July 15th 2013 | Comments

How to drive a boat

“I know what will be fun,” said Mrs Socked as we soaked up the sun on a recent sojourn to East Anglia, and I was immediately filled with dread over what would come next, for I was certain that I would find myself way out of my comfort zone, doing some sort of activity as alien to me as good manners to a German tourist.

And so it proved: “Why don’t we hire a boat for the day?”

My wallet suitably relieved of sixty of The Queen’s Pounds, we were led to the river bank and our transportation for the next four hours. To be honest, it was hardly the Titanic, and I dare say Leo Di Caprio’s nudey drawing of Kate Winslet might have come out somewhat different if she had been lolling across those fibre glass seats, open to every buzzing insect that the Norfolk Broads had to offer.

how to drive a boat

According to the gentleman tasked with making sure that we didn’t sink the thing, set fire to it, or launch a full marine invasion of a foreign power, driving the thing couldn’t be simpler, just as long as we followed a few simple rules, which boiled down to:

* Drive on the right

* Don’t speed

* Don’t sink

* Don’t  launch a full marine invasion of a foreign power

Armed with this knowledge, we set out for the distant metropolis of Beccles, home to a nice tea shop, and a shop that looks like – but most certainly isn’t – Woolworths.

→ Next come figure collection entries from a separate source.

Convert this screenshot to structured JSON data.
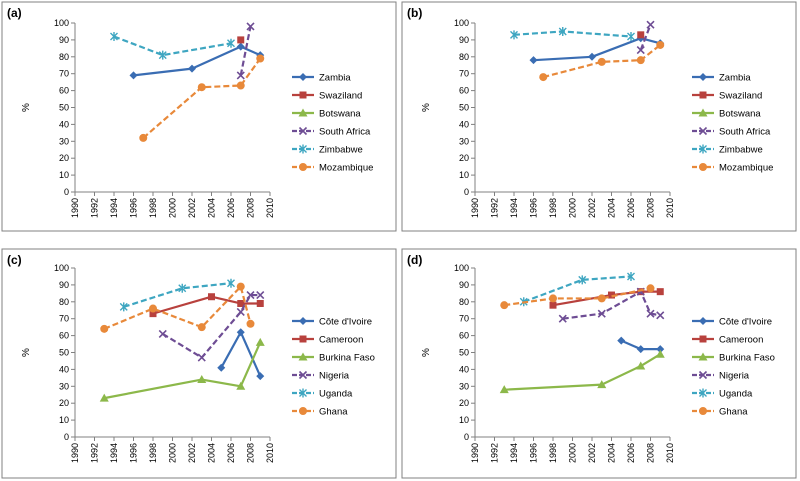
{
  "palette": {
    "blue": "#3a6db3",
    "red": "#b8413d",
    "green": "#8cb84a",
    "purple": "#6e4d94",
    "teal": "#3ea6c1",
    "orange": "#e8893a"
  },
  "chart_data": [
    {
      "panel": "(a)",
      "type": "line",
      "ylabel": "%",
      "xlabel": "",
      "xlim": [
        1990,
        2010
      ],
      "xticks": [
        "1990",
        "1992",
        "1994",
        "1996",
        "1998",
        "2000",
        "2002",
        "2004",
        "2006",
        "2008",
        "2010"
      ],
      "ylim": [
        0,
        100
      ],
      "yticks": [
        "0",
        "10",
        "20",
        "30",
        "40",
        "50",
        "60",
        "70",
        "80",
        "90",
        "100"
      ],
      "legend_position": "right",
      "series": [
        {
          "name": "Zambia",
          "color": "#3a6db3",
          "marker": "diamond",
          "dash": false,
          "x": [
            1996,
            2002,
            2007,
            2009
          ],
          "y": [
            69,
            73,
            86,
            81
          ]
        },
        {
          "name": "Swaziland",
          "color": "#b8413d",
          "marker": "square",
          "dash": false,
          "x": [
            2007
          ],
          "y": [
            90
          ]
        },
        {
          "name": "Botswana",
          "color": "#8cb84a",
          "marker": "triangle",
          "dash": false,
          "x": [],
          "y": []
        },
        {
          "name": "South Africa",
          "color": "#6e4d94",
          "marker": "x",
          "dash": true,
          "x": [
            2007,
            2008
          ],
          "y": [
            69,
            98
          ]
        },
        {
          "name": "Zimbabwe",
          "color": "#3ea6c1",
          "marker": "star",
          "dash": true,
          "x": [
            1994,
            1999,
            2006
          ],
          "y": [
            92,
            81,
            88
          ]
        },
        {
          "name": "Mozambique",
          "color": "#e8893a",
          "marker": "circle",
          "dash": true,
          "x": [
            1997,
            2003,
            2007,
            2009
          ],
          "y": [
            32,
            62,
            63,
            79
          ]
        }
      ]
    },
    {
      "panel": "(b)",
      "type": "line",
      "ylabel": "%",
      "xlabel": "",
      "xlim": [
        1990,
        2010
      ],
      "xticks": [
        "1990",
        "1992",
        "1994",
        "1996",
        "1998",
        "2000",
        "2002",
        "2004",
        "2006",
        "2008",
        "2010"
      ],
      "ylim": [
        0,
        100
      ],
      "yticks": [
        "0",
        "10",
        "20",
        "30",
        "40",
        "50",
        "60",
        "70",
        "80",
        "90",
        "100"
      ],
      "legend_position": "right",
      "series": [
        {
          "name": "Zambia",
          "color": "#3a6db3",
          "marker": "diamond",
          "dash": false,
          "x": [
            1996,
            2002,
            2007,
            2009
          ],
          "y": [
            78,
            80,
            91,
            88
          ]
        },
        {
          "name": "Swaziland",
          "color": "#b8413d",
          "marker": "square",
          "dash": false,
          "x": [
            2007
          ],
          "y": [
            93
          ]
        },
        {
          "name": "Botswana",
          "color": "#8cb84a",
          "marker": "triangle",
          "dash": false,
          "x": [],
          "y": []
        },
        {
          "name": "South Africa",
          "color": "#6e4d94",
          "marker": "x",
          "dash": true,
          "x": [
            2007,
            2008
          ],
          "y": [
            84,
            99
          ]
        },
        {
          "name": "Zimbabwe",
          "color": "#3ea6c1",
          "marker": "star",
          "dash": true,
          "x": [
            1994,
            1999,
            2006
          ],
          "y": [
            93,
            95,
            92
          ]
        },
        {
          "name": "Mozambique",
          "color": "#e8893a",
          "marker": "circle",
          "dash": true,
          "x": [
            1997,
            2003,
            2007,
            2009
          ],
          "y": [
            68,
            77,
            78,
            87
          ]
        }
      ]
    },
    {
      "panel": "(c)",
      "type": "line",
      "ylabel": "%",
      "xlabel": "",
      "xlim": [
        1990,
        2010
      ],
      "xticks": [
        "1990",
        "1992",
        "1994",
        "1996",
        "1998",
        "2000",
        "2002",
        "2004",
        "2006",
        "2008",
        "2010"
      ],
      "ylim": [
        0,
        100
      ],
      "yticks": [
        "0",
        "10",
        "20",
        "30",
        "40",
        "50",
        "60",
        "70",
        "80",
        "90",
        "100"
      ],
      "legend_position": "right",
      "series": [
        {
          "name": "Côte d'Ivoire",
          "color": "#3a6db3",
          "marker": "diamond",
          "dash": false,
          "x": [
            2005,
            2007,
            2009
          ],
          "y": [
            41,
            62,
            36
          ]
        },
        {
          "name": "Cameroon",
          "color": "#b8413d",
          "marker": "square",
          "dash": false,
          "x": [
            1998,
            2004,
            2007,
            2009
          ],
          "y": [
            73,
            83,
            79,
            79
          ]
        },
        {
          "name": "Burkina Faso",
          "color": "#8cb84a",
          "marker": "triangle",
          "dash": false,
          "x": [
            1993,
            2003,
            2007,
            2009
          ],
          "y": [
            23,
            34,
            30,
            56
          ]
        },
        {
          "name": "Nigeria",
          "color": "#6e4d94",
          "marker": "x",
          "dash": true,
          "x": [
            1999,
            2003,
            2007,
            2008,
            2009
          ],
          "y": [
            61,
            47,
            74,
            84,
            84
          ]
        },
        {
          "name": "Uganda",
          "color": "#3ea6c1",
          "marker": "star",
          "dash": true,
          "x": [
            1995,
            2001,
            2006
          ],
          "y": [
            77,
            88,
            91
          ]
        },
        {
          "name": "Ghana",
          "color": "#e8893a",
          "marker": "circle",
          "dash": true,
          "x": [
            1993,
            1998,
            2003,
            2007,
            2008
          ],
          "y": [
            64,
            76,
            65,
            89,
            67
          ]
        }
      ]
    },
    {
      "panel": "(d)",
      "type": "line",
      "ylabel": "%",
      "xlabel": "",
      "xlim": [
        1990,
        2010
      ],
      "xticks": [
        "1990",
        "1992",
        "1994",
        "1996",
        "1998",
        "2000",
        "2002",
        "2004",
        "2006",
        "2008",
        "2010"
      ],
      "ylim": [
        0,
        100
      ],
      "yticks": [
        "0",
        "10",
        "20",
        "30",
        "40",
        "50",
        "60",
        "70",
        "80",
        "90",
        "100"
      ],
      "legend_position": "right",
      "series": [
        {
          "name": "Côte d'Ivoire",
          "color": "#3a6db3",
          "marker": "diamond",
          "dash": false,
          "x": [
            2005,
            2007,
            2009
          ],
          "y": [
            57,
            52,
            52
          ]
        },
        {
          "name": "Cameroon",
          "color": "#b8413d",
          "marker": "square",
          "dash": false,
          "x": [
            1998,
            2004,
            2007,
            2009
          ],
          "y": [
            78,
            84,
            86,
            86
          ]
        },
        {
          "name": "Burkina Faso",
          "color": "#8cb84a",
          "marker": "triangle",
          "dash": false,
          "x": [
            1993,
            2003,
            2007,
            2009
          ],
          "y": [
            28,
            31,
            42,
            49
          ]
        },
        {
          "name": "Nigeria",
          "color": "#6e4d94",
          "marker": "x",
          "dash": true,
          "x": [
            1999,
            2003,
            2007,
            2008,
            2009
          ],
          "y": [
            70,
            73,
            86,
            73,
            72
          ]
        },
        {
          "name": "Uganda",
          "color": "#3ea6c1",
          "marker": "star",
          "dash": true,
          "x": [
            1995,
            2001,
            2006
          ],
          "y": [
            80,
            93,
            95
          ]
        },
        {
          "name": "Ghana",
          "color": "#e8893a",
          "marker": "circle",
          "dash": true,
          "x": [
            1993,
            1998,
            2003,
            2008
          ],
          "y": [
            78,
            82,
            82,
            88
          ]
        }
      ]
    }
  ]
}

And Boat Wrangler Man was as good as his word. Driving a boat is as easy as it looks. The diesel engine is simply “Go forward” or “Go backwards”, the steering at a steady 4mph is responsive, and angry fishermen soon give up chasing you as you accidentally sweep them into the water after straying too close to their rods.

Unfortunately, Boat Wrangler Man had misled us somewhat on one vital point. There is no way on God’s Earth you can sensibly park a boat. I will repeat that for you: No man can park a boat.

For a start, once you get in close to the bank, the rudder becomes unresponsive, and no amount of back and forth with help you manoeuvre. In open water, boats don’t act like cars, so a neat three-point turn just leaves you drifting round in circles as you ram it into forward and reverse gears, swearing.

On top of that, after the sixth attempt, we began to suspect that the order to park “stern on” (ie backwards) was a bit of a joke to give the boat wranglers a bit of joy watching lubbers attempt the impossible.

Then, like a bolt out of the blue, I realised how it was done. To park backwards, you go in FORWARDS, crash into any other boat that may already be there, eventually ending up stern on in the approved manner.

Tying up, I asked Boat Wrangler Man exactly how one should bring a boat in backwards.

“Yeah, mate,” he said, scratching his trouser parts, “You come in forwards an’ crash into everything till you’re the right way round.”

The secrets of boat handling: They are ours.